When his neglected financee, Elizabeth (Clarke), their friend Victor (John Boles) and Frankenstein's one-time professor, Dr. Waldman (Van Sloan), descend on his isolated lair in the teeth of a furious storm and urge him to abandon his mad obsession, Frankenstein is driven to prove them wrong. Using the power unleashed by the storm--"all the electrical secrets of heaven"--Frankenstein succeeds in bringing to life a hulking, dead, human form (Karloff).
Waldman fears the worst, especially on learning that the creature houses a criminal's brain stolen from his own laboratory. Intoxicated with success, however, Frankenstein pursues the experiment. At first the creature is timid; but Frankenstein's crude servant, Fritz (Dwight Frye), tortures the creature, twisting him into a ferocious killer. Finally the enraged monster snaps, brutally murdering his tormenter. His servant's shocking death snaps Frankenstein back into reality. He and Waldman subdue the creature, and Frankenstein--as if awakening from a nightmare--returns home to prepare his wedding, leaving Waldman to perform an autopsy.

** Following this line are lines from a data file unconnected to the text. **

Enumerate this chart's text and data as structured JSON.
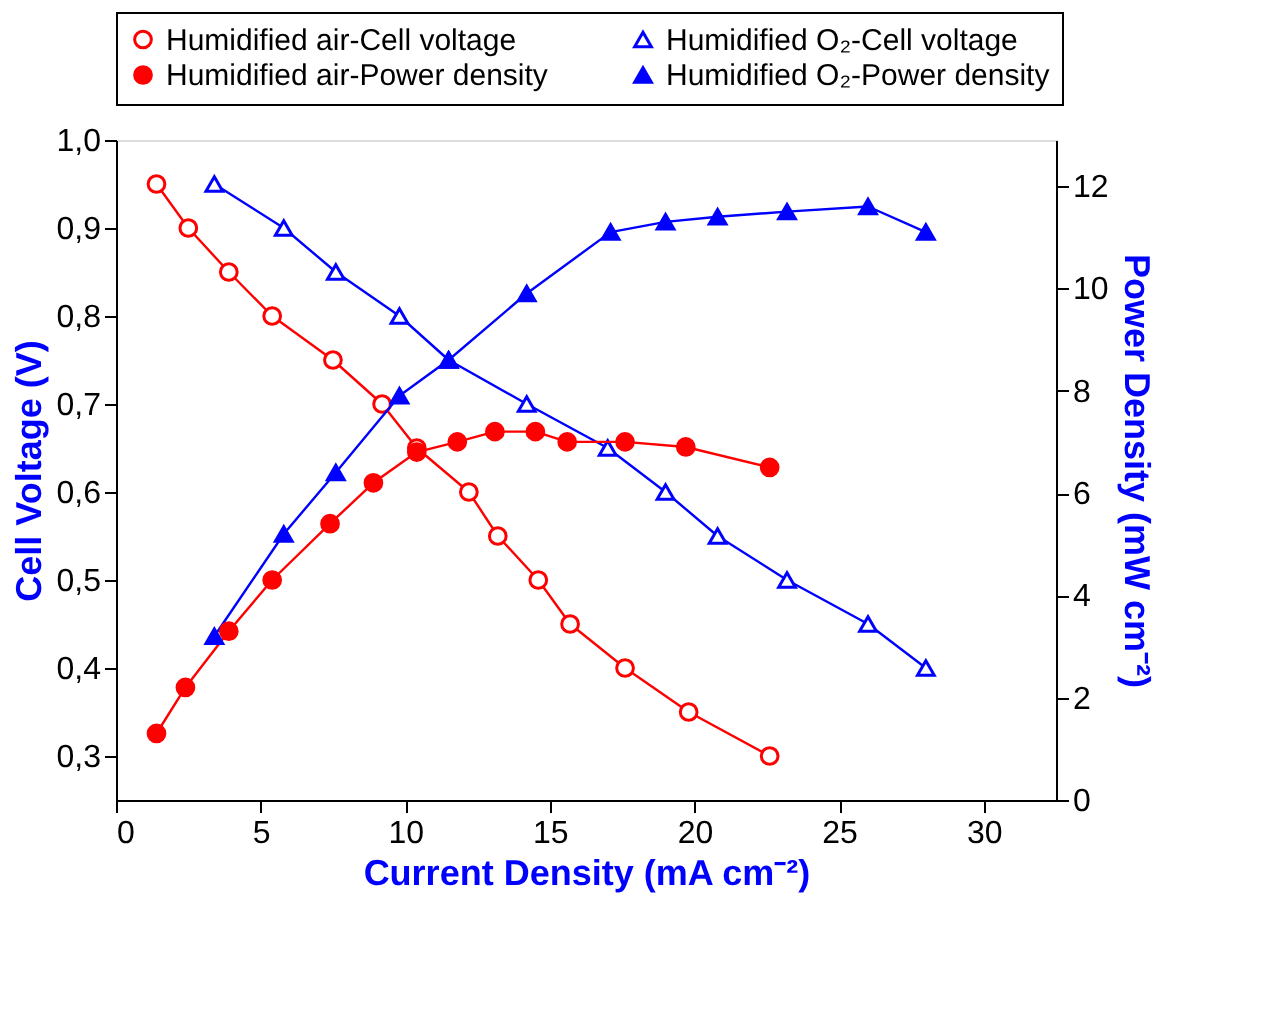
{
  "chart_data": {
    "type": "line",
    "xlabel": "Current Density (mA cm⁻²)",
    "ylabel": "Cell Voltage (V)",
    "y2label": "Power Density (mW cm⁻²)",
    "xlim": [
      0,
      32.5
    ],
    "xticks": [
      0,
      5,
      10,
      15,
      20,
      25,
      30
    ],
    "ylim": [
      0.25,
      1.0
    ],
    "yticks": [
      {
        "value": 0.3,
        "label": "0,3"
      },
      {
        "value": 0.4,
        "label": "0,4"
      },
      {
        "value": 0.5,
        "label": "0,5"
      },
      {
        "value": 0.6,
        "label": "0,6"
      },
      {
        "value": 0.7,
        "label": "0,7"
      },
      {
        "value": 0.8,
        "label": "0,8"
      },
      {
        "value": 0.9,
        "label": "0,9"
      },
      {
        "value": 1.0,
        "label": "1,0"
      }
    ],
    "y2lim": [
      0,
      12.9
    ],
    "y2ticks": [
      0,
      2,
      4,
      6,
      8,
      10,
      12
    ],
    "grid": false,
    "legend": "top",
    "series": [
      {
        "name": "Humidified air-Cell voltage",
        "color": "#ff0000",
        "marker": "circle",
        "x": [
          1.4,
          2.5,
          3.9,
          5.4,
          7.5,
          9.2,
          10.4,
          12.2,
          13.2,
          14.6,
          15.7,
          17.6,
          19.8,
          22.6
        ],
        "values": [
          0.95,
          0.9,
          0.85,
          0.8,
          0.75,
          0.7,
          0.65,
          0.6,
          0.55,
          0.5,
          0.45,
          0.4,
          0.35,
          0.3
        ]
      },
      {
        "name": "Humidified O₂-Cell voltage",
        "color": "#0000ff",
        "marker": "triangle",
        "x": [
          3.4,
          5.8,
          7.6,
          9.8,
          11.5,
          14.2,
          17.0,
          19.0,
          20.8,
          23.2,
          26.0,
          28.0
        ],
        "values": [
          0.95,
          0.9,
          0.85,
          0.8,
          0.75,
          0.7,
          0.65,
          0.6,
          0.55,
          0.5,
          0.45,
          0.4
        ]
      },
      {
        "name": "Humidified air-Power density",
        "color": "#ff0000",
        "marker": "circle",
        "axis": "y2",
        "x": [
          1.4,
          2.4,
          3.9,
          5.4,
          7.4,
          8.9,
          10.4,
          11.8,
          13.1,
          14.5,
          15.6,
          17.6,
          19.7,
          22.6
        ],
        "values": [
          1.3,
          2.2,
          3.3,
          4.3,
          5.4,
          6.2,
          6.8,
          7.0,
          7.2,
          7.2,
          7.0,
          7.0,
          6.9,
          6.5
        ]
      },
      {
        "name": "Humidified O₂-Power density",
        "color": "#0000ff",
        "marker": "triangle",
        "axis": "y2",
        "x": [
          3.4,
          5.8,
          7.6,
          9.8,
          11.5,
          14.2,
          17.1,
          19.0,
          20.8,
          23.2,
          26.0,
          28.0
        ],
        "values": [
          3.2,
          5.2,
          6.4,
          7.9,
          8.6,
          9.9,
          11.1,
          11.3,
          11.4,
          11.5,
          11.6,
          11.1
        ]
      }
    ]
  }
}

But the nightmare is far from over. The creature tricks Waldman, throttling him, and escapes into the idyllic countryside. There he encounters a trapper's trusting daughter, Maria. Though her murder is almost accidental, Maria's death transforms the town into a mob of torch-wielding vigilantes just as the monster reaches Frankenstein's manor and terrorizes Elizabeth. Soon the pursuing townspeople have the monster hemmed in, trapped up in the desolate mountains--but then Frankenstein becomes separated from the others, bringing him face to face with the inhuman abomination he created with his own hands.